Federal Minister aware of concern
A spokesperson for Veterans Affairs Canada tells CBC News that Seamus O'Regan is aware of the concern and will bring it up — along with other issues he's heard from veterans — with those in charge of the CRA.
"I will continue speaking with my cabinet colleagues, including the minister of national revenue, to ensure we are best assisting Veterans and all Canadians," O'Regan said in a written statement provided to CBC News.
For its part, the CRA said in an emailed statement, it is "wholeheartedly committed to ensuring that all Canadians receive the credits and benefits to which they are entitled, including the Disability Tax Credit."
The CRA says it is working to improve access to the tax credit to all those who are eligible by increasing outreach. The CRA says it also collaborates with other departments that provide disability benefits and credits, including veterans affairs.

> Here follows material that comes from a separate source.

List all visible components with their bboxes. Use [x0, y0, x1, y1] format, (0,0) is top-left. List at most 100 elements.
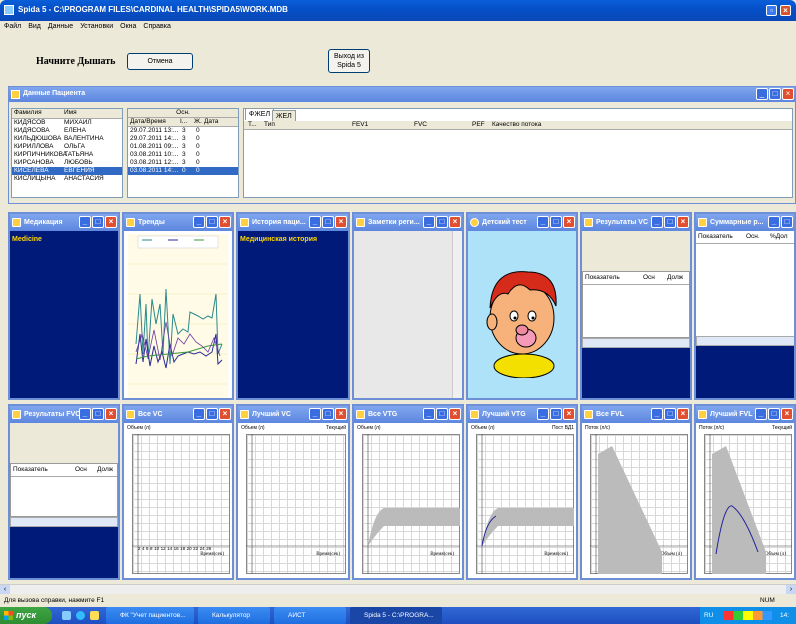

Meanwhile, Hunter says when he discovered a psychologist had failed to submit paperwork for Lafortune's disability tax credit, he spoke to the CRA and it has agreed to hold off on garnishing his cheque.
But he worries about other veterans, struggling to cope with PTSD, who may not have someone to step in and help.
"The heartbreaking thing to me is how many guys do we lose to suicide or homelessness or drug addiction because they couldn't fight through this? he said.
For Joseph Lafortune, who is still haunted by his time in the military, it has been an overwhelming process — one that he hopes other veterans can avoid in the future.
"They wonder why vets, why we take our lives," he said. "I gave everything to my country and it means nothing."